When computers started moving out of rigorously air-conditioned rooms and onto office workers’ desks many people predicted the demise of paper. In the paperless office, they said, email would replace letters and memos while drafts of those documents would be created, circulated and approved online. Decades later the typical office is still using vast amounts of wood pulp not to mention other consumables such as ink and toner. In fact, for some companies printing and related services can be a financial black hole.
Davy Stockbrokers is a case in point. With just under 400 employees, the company has about 70 laser printers dotted around its offices, according to IT director Pat Phelan. “Some are departmental laser printers, some are large, some are duplex and some are colour,” he says. “They are all designed for individual use and are all on the company network.”
In the past, some aspects of managing these printers were contracted out, specifically the break and fix aspect. The rest was handled in-house. “People would ring the helpdesk and say, ‘My printer’s not working’, and that meant that nearly always someone would have to go and take a look at it,” says Phelan. “In a lot of these cases the problem was a toner issue.” However, in some cases, the toner was being replaced unnecessarily which, according to Phelan, was costing the company money.
In addition, repairs to faulty machines seemed to require the purchase of very expensive components such as fuser units. “We had an annoying belief that we didn’t actually need these new units,” says Phelan. “The problem was there was no proactive maintenance and the printers take a lot of abuse. People wouldn’t always report problems, instead they would moan about it for weeks until it was too late.”
All of that changed when about six months ago Davy Stockbrokers outsourced its print management to Datapac. “We had been toying with the idea for a year or two but couldn’t find anyone. Then the company that did our break and fix work said it could do it. However, at about the same time, we had started buying consumables from Datapac and we noticed from their literature that this was a service it provided. So, we talked to both, compared bids and chose Datapac.”
Datapac’s managed print services, which is marketed under the name Printpac, is aimed at delivering cost savings to companies that do a lot of printing. “It is particularly aimed at organisations that have no idea how much their printing is costing them,” says Edel Creely, Datapac’s general manager. “What we do is carry out an audit with an organisation which can take quite some time to do. We look at the printing environment and do a print count. Then we come back four to six weeks later and do another count.” Based on this information, Datapac can offer a fixed price for managing all of the companies printing.
“The key advantage is that we have outsourced full management of our printers,” says Phelan. “An important component of that is the proactive approach Datapac takes. It sends someone in on a regular basis, who sits down with the helpdesk people and talks to them about ongoing issues. They also wander around and look at all of the printers, see which ones are heavily used and need preventive maintenance.”

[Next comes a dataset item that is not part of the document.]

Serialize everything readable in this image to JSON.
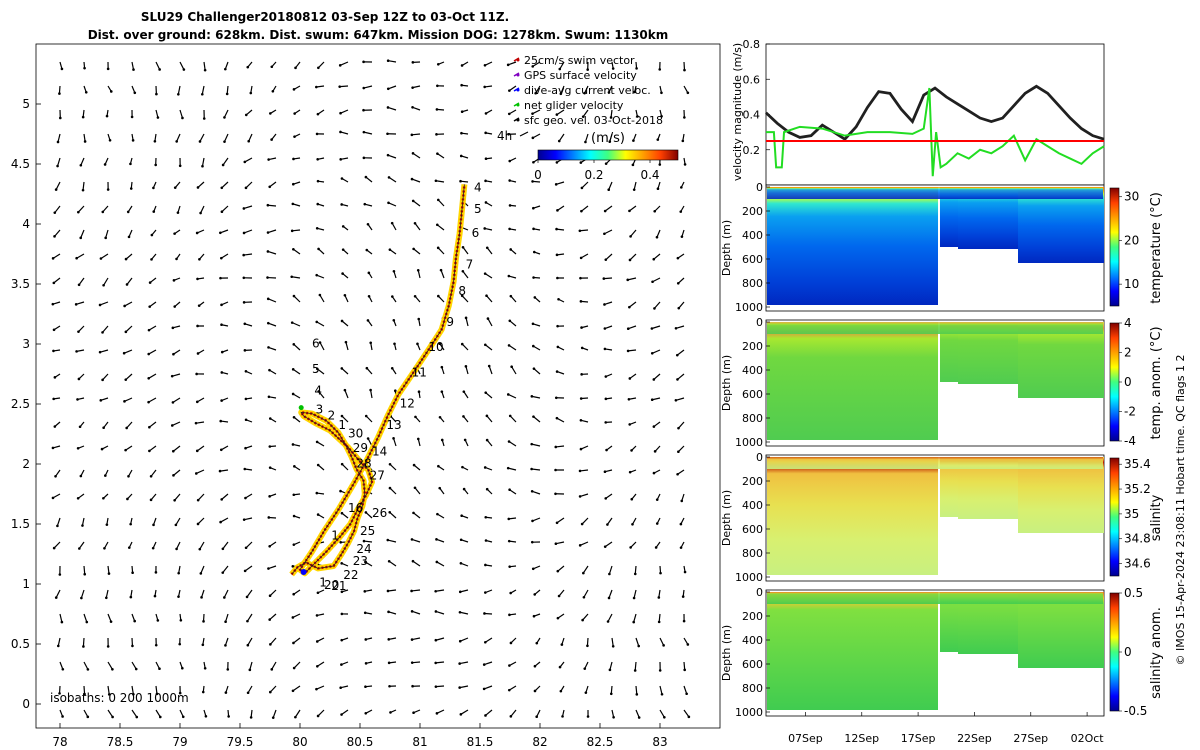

Another advantage, says Phelan, is that all of the printers are tagged. If someone needs new toner they can simply call the facilities department who can order the toner online for next-day delivery. However, because of the tagging, it is possible to add “intelligence”, so if a printer had a new toner cartridge installed the previous week this will be flagged as a possible problem.
“The final advantage,” says Phelan, “is that we now have a fixed price throughout the year based on the number of printers and our history of usage. Even though our previous maintenance contract was a fixed monthly fee, we had additional expenses for components and toner.” Based on the print audit, Datapac calculates the company’s toner needs for the year and that cost is included in the annual fee.
The Printpac service, however, goes beyond simply maintenance and consumable supply. Because of the nature of Davy’s business, the company has a spike in print output once per quarter. Datapac provides extra capacity in the form of two high-speed printers for one to two weekends per quarter. “We couldn’t justify that sort of printer capacity normally,” he says. In addition, Datapac provides 24-hour support and has replacement printers on standby during the reporting period.
“This helps us to better manage our assets. Our current bill for the year is slightly less than what we spent last year, but we are quite confident that we are getting a much better service and we are expecting the bill to go down again next year,” says Phelan. “I’m pretty certain we are using less consumables and we are buying a lot fewer components than in the past.”